Nasa noted last week that it is continuing to work with the Russian agency Roscosmos to conduct engineering reviews and explore ways to safely bring the Soyuz crew home for both normal and contingency scenarios.

The Russian space agency had earlier said if analysis found that the Soyuz capsule was unfit for crewed flight, a scheduled launch of another one in March would be moved up to February.

“Our next crew ... was scheduled to fly in the middle of March,” Sergei Krikalev, who leads human spaceflight programmes at Roscosmos said, adding that it could only be “sent up a little earlier... about two, three weeks earlier is the maximum what we can do at this point.”

Nasa said it has reached out to SpaceX about its ability to return crew members.
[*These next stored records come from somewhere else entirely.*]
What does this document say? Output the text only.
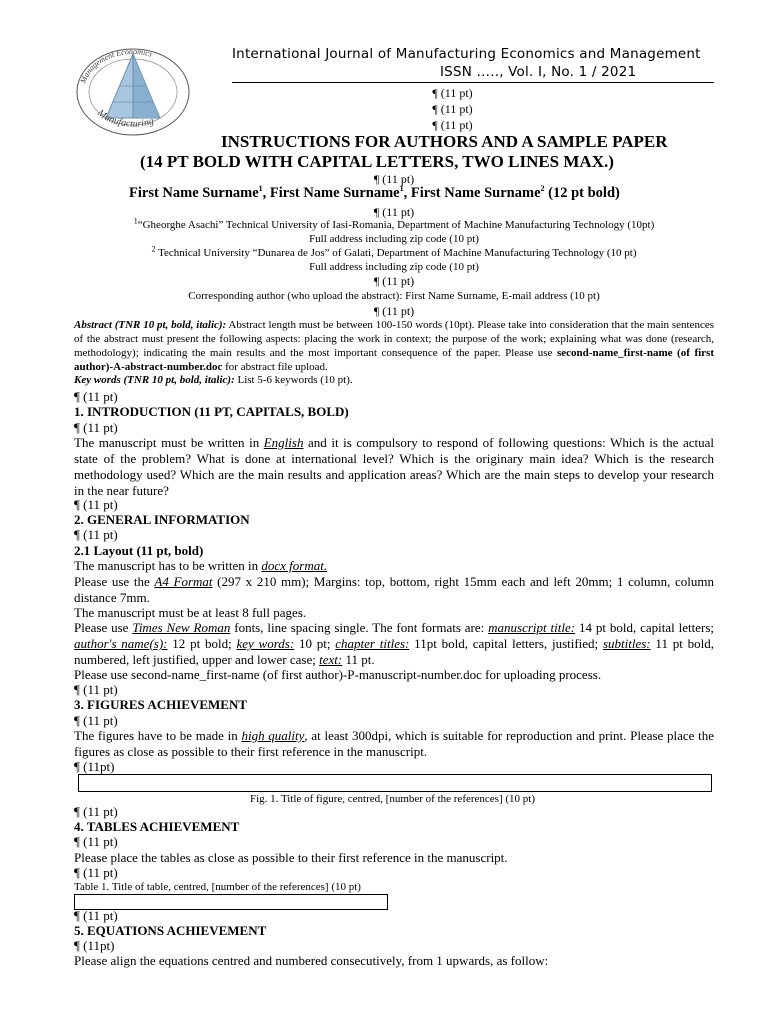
Management Economics
Manufacturing
International Journal of Manufacturing Economics and Management
ISSN ….., Vol. I, No. 1 / 2021
¶ (11 pt)
¶ (11 pt)
¶ (11 pt)
INSTRUCTIONS FOR AUTHORS AND A SAMPLE PAPER
(14 PT BOLD WITH CAPITAL LETTERS, TWO LINES MAX.)
¶ (11 pt)
First Name Surname$^1$, First Name Surname$^1$, First Name Surname$^2$ (12 pt bold)
¶ (11 pt)
$^1$“Gheorghe Asachi” Technical University of Iasi-Romania, Department of Machine Manufacturing Technology (10pt)
Full address including zip code (10 pt)
$^2$ Technical University “Dunarea de Jos” of Galati, Department of Machine Manufacturing Technology (10 pt)
Full address including zip code (10 pt)
¶ (11 pt)
Corresponding author (who upload the abstract): First Name Surname, E-mail address (10 pt)
¶ (11 pt)
Abstract (TNR 10 pt, bold, italic): Abstract length must be between 100-150 words (10pt). Please take into consideration that the main sentences of the abstract must present the following aspects: placing the work in context; the purpose of the work; explaining what was done (research, methodology); indicating the main results and the most important consequence of the paper. Please use second-name_first-name (of first author)-A-abstract-number.doc for abstract file upload.
Key words (TNR 10 pt, bold, italic): List 5-6 keywords (10 pt).
¶ (11 pt)
1. INTRODUCTION (11 PT, CAPITALS, BOLD)
¶ (11 pt)
The manuscript must be written in English and it is compulsory to respond of following questions: Which is the actual state of the problem? What is done at international level? Which is the originary main idea? Which is the research methodology used? Which are the main results and application areas? Which are the main steps to develop your research in the near future?
¶ (11 pt)
2. GENERAL INFORMATION
¶ (11 pt)
2.1 Layout (11 pt, bold)
The manuscript has to be written in docx format.
Please use the A4 Format (297 x 210 mm); Margins: top, bottom, right 15mm each and left 20mm; 1 column, column distance 7mm.
The manuscript must be at least 8 full pages.
Please use Times New Roman fonts, line spacing single. The font formats are: manuscript title: 14 pt bold, capital letters; author's name(s): 12 pt bold; key words: 10 pt; chapter titles: 11pt bold, capital letters, justified; subtitles: 11 pt bold, numbered, left justified, upper and lower case; text: 11 pt.
Please use second-name_first-name (of first author)-P-manuscript-number.doc for uploading process.
¶ (11 pt)
3. FIGURES ACHIEVEMENT
¶ (11 pt)
The figures have to be made in high quality, at least 300dpi, which is suitable for reproduction and print. Please place the figures as close as possible to their first reference in the manuscript.
¶ (11pt)
Fig. 1. Title of figure, centred, [number of the references] (10 pt)
¶ (11 pt)
4. TABLES ACHIEVEMENT
¶ (11 pt)
Please place the tables as close as possible to their first reference in the manuscript.
¶ (11 pt)
Table 1. Title of table, centred, [number of the references] (10 pt)
¶ (11 pt)
5. EQUATIONS ACHIEVEMENT
¶ (11pt)
Please align the equations centred and numbered consecutively, from 1 upwards, as follow:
“As a part of the analysis, Nasa also reached out to SpaceX about its capability to return additional crew members aboard Dragon if needed in an emergency,” the agency said in a statement.

However, it said the primary focus is currently on understanding the “post-leak capabilities of the Soyuz MS-22 spacecraft.”

Nasa spokesperson Sandra Jones also told Reuters earlier that the agency is contemplating using a SpaceX Dragon spacecraft as a lifeboat.

As the space station crew keeps an eye out for safety concerns from the leak, they have also begun the new year with an array of microgravity research aboard the orbiting laboratory.

Nasa noted in a blog post on Tuesday that astronauts and cosmonauts aboard the ISS explored a range of phenomena including space nutrition, dexterous manipulation, and microbe samples collected from inside the space station.

One team is reportedly investigating the use of genetically modified microbes to provide nutrients, and potentially other compounds and pharmaceuticals, on demand in space.

Nasa Flight Engineer Frank Rubio also analyzed microbe samples collected from the station’s atmosphere and surfaces and grown in an incubator on Tuesday, which would then be returned to Earth next week on the SpaceX Dragon cargo craft for further analysis.

Russian cosmonauts meanwhile analysed another set of microbe samples to understand how bacteria and fungi adapt to microgravity, while Flight Engineer Koichi Wakata from Japan’s space agency assessed samples to understand bone regeneration on Earth and in space, Nasa noted.